Deskripsi Pekerjaan
TechGlobal Nusantara, a leading digital innovation company based in Jakarta, is seeking a highly skilled and passionate Site Reliability Engineer (SRE) to join our dynamic infrastructure team. In this critical role, you will bridge the gap between development and operations, ensuring the reliability, scalability, and efficiency of our production systems. You will be instrumental in automating infrastructure, monitoring system health, and responding to incidents to maintain an exceptional user experience for millions of our customers.

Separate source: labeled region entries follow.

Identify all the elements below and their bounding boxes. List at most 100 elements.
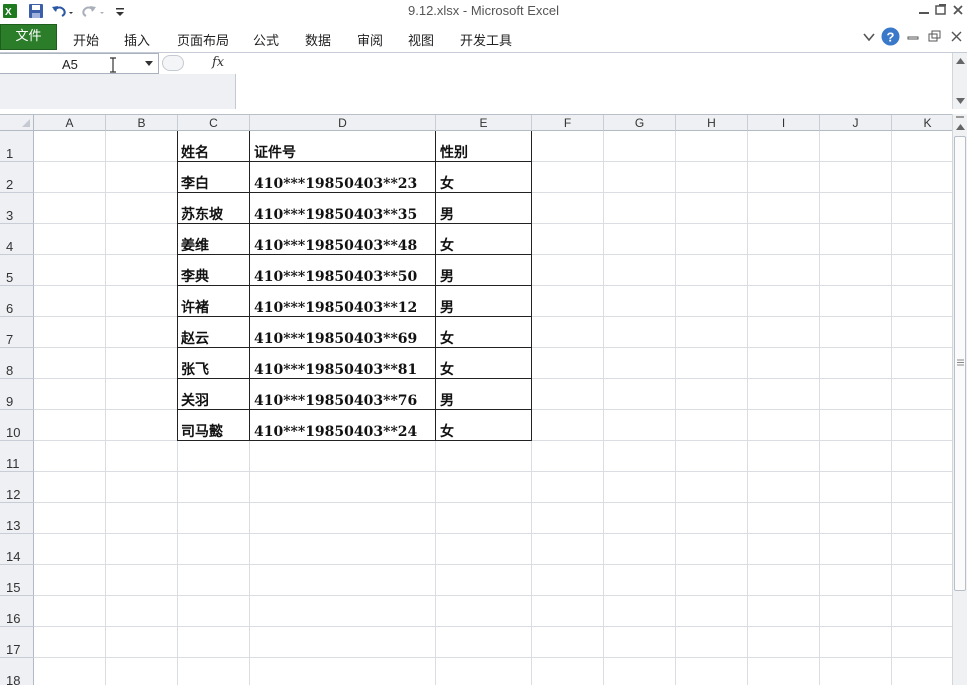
cell-c1[interactable]: 姓名: [181, 145, 209, 162]
gridline: [34, 533, 952, 534]
formula-scrollbar[interactable]: [952, 53, 967, 109]
row-header-4[interactable]: 4: [0, 224, 34, 255]
scroll-down-icon[interactable]: [956, 98, 965, 104]
tab-formulas[interactable]: 公式: [253, 30, 279, 49]
row-header-14[interactable]: 14: [0, 534, 34, 565]
cell-c6[interactable]: 许褚: [181, 300, 209, 317]
cell-c9[interactable]: 关羽: [181, 393, 209, 410]
minimize-ribbon-icon[interactable]: [862, 31, 876, 43]
cell-c2[interactable]: 李白: [181, 176, 209, 193]
help-icon[interactable]: ?: [881, 27, 900, 46]
cell-c4[interactable]: 姜维: [181, 238, 209, 255]
cell-d10[interactable]: 410***19850403**24: [254, 424, 417, 441]
chevron-down-icon[interactable]: [145, 61, 153, 66]
cell-e8[interactable]: 女: [440, 362, 454, 379]
row-header-13[interactable]: 13: [0, 503, 34, 534]
grip-icon: [957, 359, 964, 366]
insert-function-icon[interactable]: fx: [212, 55, 224, 70]
cell-d7[interactable]: 410***19850403**69: [254, 331, 417, 348]
row-header-3[interactable]: 3: [0, 193, 34, 224]
row-header-9[interactable]: 9: [0, 379, 34, 410]
row-header-2[interactable]: 2: [0, 162, 34, 193]
cell-d1[interactable]: 证件号: [254, 145, 296, 162]
tab-file[interactable]: 文件: [0, 24, 57, 50]
scroll-up-icon[interactable]: [956, 58, 965, 64]
row-header-8[interactable]: 8: [0, 348, 34, 379]
column-header-j[interactable]: J: [820, 115, 892, 131]
cell-c5[interactable]: 李典: [181, 269, 209, 286]
formula-input[interactable]: [236, 53, 952, 109]
row-header-6[interactable]: 6: [0, 286, 34, 317]
cell-e6[interactable]: 男: [440, 300, 454, 317]
row-header-18[interactable]: 18: [0, 658, 34, 685]
column-header-g[interactable]: G: [604, 115, 676, 131]
table-border: [249, 131, 250, 441]
cell-e9[interactable]: 男: [440, 393, 454, 410]
cell-e3[interactable]: 男: [440, 207, 454, 224]
ribbon-tabs: 文件 开始 插入 页面布局 公式 数据 审阅 视图 开发工具 ?: [0, 22, 967, 53]
tab-review[interactable]: 审阅: [357, 30, 383, 49]
cell-e2[interactable]: 女: [440, 176, 454, 193]
tab-insert[interactable]: 插入: [124, 30, 150, 49]
row-header-15[interactable]: 15: [0, 565, 34, 596]
gridline: [34, 564, 952, 565]
row-header-7[interactable]: 7: [0, 317, 34, 348]
select-all-corner[interactable]: [0, 115, 34, 131]
close-icon[interactable]: [951, 3, 965, 17]
minimize-icon[interactable]: [917, 3, 931, 17]
cell-d9[interactable]: 410***19850403**76: [254, 393, 417, 410]
column-header-h[interactable]: H: [676, 115, 748, 131]
row-header-17[interactable]: 17: [0, 627, 34, 658]
split-handle-icon[interactable]: [955, 114, 965, 122]
row-header-12[interactable]: 12: [0, 472, 34, 503]
name-box[interactable]: A5: [0, 53, 159, 74]
cell-c8[interactable]: 张飞: [181, 362, 209, 379]
row-header-5[interactable]: 5: [0, 255, 34, 286]
gridline: [603, 131, 604, 685]
column-header-i[interactable]: I: [748, 115, 820, 131]
workbook-minimize-icon[interactable]: [907, 31, 919, 43]
cell-c10[interactable]: 司马懿: [181, 424, 223, 441]
cell-e10[interactable]: 女: [440, 424, 454, 441]
column-header-f[interactable]: F: [532, 115, 604, 131]
cell-c3[interactable]: 苏东坡: [181, 207, 223, 224]
row-header-1[interactable]: 1: [0, 131, 34, 162]
column-header-k[interactable]: K: [892, 115, 952, 131]
cell-c7[interactable]: 赵云: [181, 331, 209, 348]
restore-icon[interactable]: [934, 3, 948, 17]
tab-developer[interactable]: 开发工具: [460, 30, 512, 49]
cell-d8[interactable]: 410***19850403**81: [254, 362, 417, 379]
column-header-a[interactable]: A: [34, 115, 106, 131]
gridline: [675, 131, 676, 685]
worksheet-grid[interactable]: A B C D E F G H I J K 1 2 3 4 5 6 7 8 9 …: [0, 114, 952, 685]
cell-e4[interactable]: 女: [440, 238, 454, 255]
tab-home[interactable]: 开始: [73, 30, 99, 49]
cell-d4[interactable]: 410***19850403**48: [254, 238, 417, 255]
scrollbar-thumb[interactable]: [954, 136, 966, 591]
cell-e5[interactable]: 男: [440, 269, 454, 286]
workbook-close-icon[interactable]: [950, 30, 963, 43]
workbook-restore-icon[interactable]: [928, 30, 941, 43]
tab-data[interactable]: 数据: [305, 30, 331, 49]
scroll-up-icon[interactable]: [956, 124, 965, 130]
cell-d2[interactable]: 410***19850403**23: [254, 176, 417, 193]
row-header-10[interactable]: 10: [0, 410, 34, 441]
column-header-b[interactable]: B: [106, 115, 178, 131]
vertical-scrollbar[interactable]: [952, 114, 967, 685]
row-header-16[interactable]: 16: [0, 596, 34, 627]
row-header-11[interactable]: 11: [0, 441, 34, 472]
column-header-e[interactable]: E: [436, 115, 532, 131]
gridline: [34, 657, 952, 658]
table-border: [435, 131, 436, 441]
cell-d6[interactable]: 410***19850403**12: [254, 300, 417, 317]
tab-page-layout[interactable]: 页面布局: [177, 30, 229, 49]
formula-bar-toggle[interactable]: [162, 55, 184, 71]
cell-e1[interactable]: 性别: [440, 145, 468, 162]
column-header-c[interactable]: C: [178, 115, 250, 131]
tab-view[interactable]: 视图: [408, 30, 434, 49]
cell-d5[interactable]: 410***19850403**50: [254, 269, 417, 286]
gridline: [34, 502, 952, 503]
column-header-d[interactable]: D: [250, 115, 436, 131]
cell-e7[interactable]: 女: [440, 331, 454, 348]
cell-d3[interactable]: 410***19850403**35: [254, 207, 417, 224]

We offer a collaborative and forward-thinking work environment where you can leverage cutting-edge cloud technologies and make a tangible impact on our platform's success. If you thrive in a fast-paced environment and are passionate about building resilient systems, we want to hear from you.
Tanggung Jawab
- Design, implement, and maintain highly available, scalable, and fault-tolerant cloud infrastructure on AWS and GCP.
- Develop and manage robust monitoring, alerting, and observability solutions using tools like Prometheus, Grafana, and Datadog.
- Automate operational tasks, deployments, and configuration management using Infrastructure as Code (IaC) tools such as Terraform and Ansible.
- Conduct thorough incident response, root cause analysis, and blameless post-mortems to prevent future occurrences.
- Collaborate closely with software engineering teams to improve application performance, reliability, and deployment processes.
- Define and track Service Level Objectives (SLOs) and Service Level Indicators (SLIs) to measure and maintain system reliability.
- Optimize system performance and cost-efficiency across all production environments.
- Participate in an on-call rotation to provide 24/7 support for critical production systems.
Kualifikasi
- Bachelor's degree in Computer Science, Information Technology, or a related field, or equivalent practical experience.
- Minimum of 3-5 years of experience in a Site Reliability Engineering, DevOps, or Systems Administration role.
- Strong hands-on experience with at least one major cloud provider (AWS, GCP, or Azure).
- Proficiency in at least one scripting or programming language (e.g., Python, Go, Bash).
- Deep understanding of containerization and orchestration technologies, specifically Docker and Kubernetes.
- Experience with Infrastructure as Code (IaC) tools like Terraform, CloudFormation, or Pulumi.
- Solid knowledge of Linux system administration, networking (TCP/IP, DNS, HTTP), and distributed systems concepts.
- Experience with monitoring and logging tools such as Prometheus, Grafana, ELK Stack, or Datadog.
- Excellent problem-solving skills and the ability to work effectively under pressure during incidents.